Since 2011, SETAPAK believes that good governance of forest and land is the key to environment preservation and sustainable growth for the weaker group. SETAPAK supports decentralization of Indonesian Government to ensure transparency and accountability in sustainable and fair management, protection, and distribution of natural resources benefits.
SETAPAK reviews rules and policies including issues of land planning, strategic environmental analysis, the moratorium on mining licenses, disclosure of information, etc.
SETAPAK investigates and reports law violation that related to forest and land, supports paralegal lawyers and advisers, builds complaints center, resolve agrarian conflicts and land ownership, etc.
SETAPAK mediates all conflicts caused by various factors, including the acquisition of community land by commercial companies, forest exploitation without considering environmental sustainability, ambiguous or overlapping law, authority misuse officers, etc.
SETAPAK strengthens civil society capacity on investigating corruption, improving access to legal aid, case reporting to the court, understanding the context of human rights in natural resource-based industries, etc.
SETAPAK encourage women’s participation in the policy-making process, improving women representation, guaranteeing equality on budget allocation, raising awareness of gender issue, facilitating the peasant women who become important witnesses in lawsuits related to forest, etc.
Forest and Land Management
All processes, mechanisms, rules, and institution to manage forest and land.
Good governance is vital for sustainable forest and land.
1. Top-down approach
Through government organized rules and policies/program that are designed to regulate forest and land usage.
2. Bottom-up approach
Through various reports that are managed by the public, regulatory organizations, or policy-makers.
Transparency refers to government’s efforts in providing access to current and accurate information. It can strengthen trust; allowing citizens to understand how decisions about land are made and assess the appropriateness of the decisions. Through transparency, public can find where deforestation planned and banned, in any conditions. It generates public participation in policy debate and violations reporting. From the context of supervising public officers, transparency can measure the work effectivity; acquisition of goods and services; as well as public response rate.

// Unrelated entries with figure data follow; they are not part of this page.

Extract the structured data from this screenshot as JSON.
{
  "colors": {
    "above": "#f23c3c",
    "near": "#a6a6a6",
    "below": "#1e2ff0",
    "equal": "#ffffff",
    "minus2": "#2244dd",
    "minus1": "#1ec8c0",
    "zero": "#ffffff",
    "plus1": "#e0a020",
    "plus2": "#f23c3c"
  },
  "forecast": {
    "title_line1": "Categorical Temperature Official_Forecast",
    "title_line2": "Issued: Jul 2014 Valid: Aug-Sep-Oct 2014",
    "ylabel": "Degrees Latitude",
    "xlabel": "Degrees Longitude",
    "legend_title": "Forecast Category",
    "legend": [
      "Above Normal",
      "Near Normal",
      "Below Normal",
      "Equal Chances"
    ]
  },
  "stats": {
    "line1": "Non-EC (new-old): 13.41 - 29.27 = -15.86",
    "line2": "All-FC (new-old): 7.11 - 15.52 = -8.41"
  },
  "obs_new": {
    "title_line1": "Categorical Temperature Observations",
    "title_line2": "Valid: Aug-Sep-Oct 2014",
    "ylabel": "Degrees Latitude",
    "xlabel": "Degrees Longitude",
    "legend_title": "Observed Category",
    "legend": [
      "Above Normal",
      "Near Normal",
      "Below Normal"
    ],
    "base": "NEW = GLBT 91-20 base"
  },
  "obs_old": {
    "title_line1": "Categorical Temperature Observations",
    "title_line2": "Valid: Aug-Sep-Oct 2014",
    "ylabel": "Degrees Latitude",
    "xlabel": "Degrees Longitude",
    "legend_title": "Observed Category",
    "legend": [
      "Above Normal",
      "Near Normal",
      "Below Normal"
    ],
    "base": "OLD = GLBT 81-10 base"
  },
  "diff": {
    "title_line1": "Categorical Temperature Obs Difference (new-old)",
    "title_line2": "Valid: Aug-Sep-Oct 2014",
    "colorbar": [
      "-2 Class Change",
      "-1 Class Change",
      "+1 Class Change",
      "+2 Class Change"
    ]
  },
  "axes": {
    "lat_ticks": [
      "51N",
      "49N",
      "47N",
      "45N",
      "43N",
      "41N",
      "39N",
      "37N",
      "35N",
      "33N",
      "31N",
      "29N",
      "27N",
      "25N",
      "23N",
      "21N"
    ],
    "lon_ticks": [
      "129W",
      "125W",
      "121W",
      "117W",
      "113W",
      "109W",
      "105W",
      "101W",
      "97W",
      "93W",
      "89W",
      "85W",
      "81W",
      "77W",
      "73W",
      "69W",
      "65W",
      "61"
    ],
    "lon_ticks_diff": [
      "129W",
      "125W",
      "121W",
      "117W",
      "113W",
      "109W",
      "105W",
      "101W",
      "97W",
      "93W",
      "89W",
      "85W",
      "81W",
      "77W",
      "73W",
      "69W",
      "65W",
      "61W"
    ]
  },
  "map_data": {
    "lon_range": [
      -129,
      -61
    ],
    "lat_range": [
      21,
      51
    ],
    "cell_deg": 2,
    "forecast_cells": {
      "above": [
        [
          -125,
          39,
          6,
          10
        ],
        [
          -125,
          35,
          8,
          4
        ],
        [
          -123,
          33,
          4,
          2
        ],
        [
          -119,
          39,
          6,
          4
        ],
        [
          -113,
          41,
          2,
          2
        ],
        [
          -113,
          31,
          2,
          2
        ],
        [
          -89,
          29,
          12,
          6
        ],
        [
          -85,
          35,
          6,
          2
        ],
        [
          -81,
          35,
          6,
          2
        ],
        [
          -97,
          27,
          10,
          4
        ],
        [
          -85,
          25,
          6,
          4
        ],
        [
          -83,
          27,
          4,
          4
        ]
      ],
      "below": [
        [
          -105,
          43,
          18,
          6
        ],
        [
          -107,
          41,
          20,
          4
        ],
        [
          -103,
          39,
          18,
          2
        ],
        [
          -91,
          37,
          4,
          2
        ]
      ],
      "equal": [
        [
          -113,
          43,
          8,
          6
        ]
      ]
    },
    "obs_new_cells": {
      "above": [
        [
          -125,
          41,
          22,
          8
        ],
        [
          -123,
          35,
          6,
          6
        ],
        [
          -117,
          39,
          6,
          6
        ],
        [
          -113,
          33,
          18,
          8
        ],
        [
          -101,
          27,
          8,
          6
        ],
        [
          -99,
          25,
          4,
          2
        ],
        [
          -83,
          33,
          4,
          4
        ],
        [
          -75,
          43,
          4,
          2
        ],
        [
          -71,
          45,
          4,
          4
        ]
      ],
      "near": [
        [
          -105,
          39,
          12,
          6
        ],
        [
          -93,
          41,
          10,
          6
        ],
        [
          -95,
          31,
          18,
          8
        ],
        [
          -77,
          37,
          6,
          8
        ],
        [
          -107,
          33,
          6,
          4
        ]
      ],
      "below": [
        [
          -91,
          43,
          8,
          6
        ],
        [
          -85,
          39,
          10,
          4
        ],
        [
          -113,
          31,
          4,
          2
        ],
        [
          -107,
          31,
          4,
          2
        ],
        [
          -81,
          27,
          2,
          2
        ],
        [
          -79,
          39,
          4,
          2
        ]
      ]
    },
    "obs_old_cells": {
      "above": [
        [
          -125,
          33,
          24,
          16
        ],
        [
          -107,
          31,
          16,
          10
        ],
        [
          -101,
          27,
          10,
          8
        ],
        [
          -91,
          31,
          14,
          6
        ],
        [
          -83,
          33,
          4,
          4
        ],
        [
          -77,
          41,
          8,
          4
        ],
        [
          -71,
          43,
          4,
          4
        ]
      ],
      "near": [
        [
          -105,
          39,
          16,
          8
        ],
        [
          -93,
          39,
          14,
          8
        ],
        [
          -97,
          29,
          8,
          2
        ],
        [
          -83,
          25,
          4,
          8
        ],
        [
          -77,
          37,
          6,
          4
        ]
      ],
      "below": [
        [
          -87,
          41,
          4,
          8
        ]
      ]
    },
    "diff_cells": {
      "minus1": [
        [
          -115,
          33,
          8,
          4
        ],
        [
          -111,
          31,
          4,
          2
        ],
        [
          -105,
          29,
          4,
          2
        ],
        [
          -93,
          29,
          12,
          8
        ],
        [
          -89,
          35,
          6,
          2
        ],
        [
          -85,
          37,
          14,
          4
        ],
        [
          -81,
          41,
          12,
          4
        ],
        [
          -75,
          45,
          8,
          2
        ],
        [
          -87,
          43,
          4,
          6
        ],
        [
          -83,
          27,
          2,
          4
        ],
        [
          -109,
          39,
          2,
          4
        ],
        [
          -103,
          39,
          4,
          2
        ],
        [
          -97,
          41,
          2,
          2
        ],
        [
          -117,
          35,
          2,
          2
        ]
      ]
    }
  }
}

Accountability occurs when all the government’s actions and decision are subject to supervision mechanism so that every effort reach the goals and commitments established. Accountability requires the government to provide information about all the decisions and policies and the reasons to the public and regulatory organizations. Accountability can also strengthen prevention and investigation of illegal deforestation, enforcement of public right over forest and land, as well as the reduction of deforestation caused by commercial industries.
Participation is involvement of stakeholders in the process of policy-making. This principle aims to reach a decision that based on mutual interest. Through participation, we can bear knowledge; opportunities; solutions; as well as a new hope, and anticipating conflicts that could arise in the future. To carry out the participation process, there are things that need to be addressed including availability of formal space, a standard mechanism, and the existence of laws or rules that become the official groundwork.
Based on findings of Indonesian Forest Management Networking, the heaviest challenge in coordination principle is the current rules only regulates the centralized authority division and yet provides authority for institution/agency. Therefore, coordination is important to ensure the work program and activities of stakeholders are heading to the same vision. Within professional coordination, we can monitor and ensure the realization of well-managed forest and land in Indonesia.
Where we work
The SETAPAK program currently has 8 national partners and 40 regional civil society partners and covers 8 provinces: Aceh, Riau, West Sumatera, South Sumatera, West Kalimantan, East Kalimantan, North Kalimantan, and Central Sulawesi. These are all areas with abundant forest resources and peatlands that are vulnerable to rapid land use change.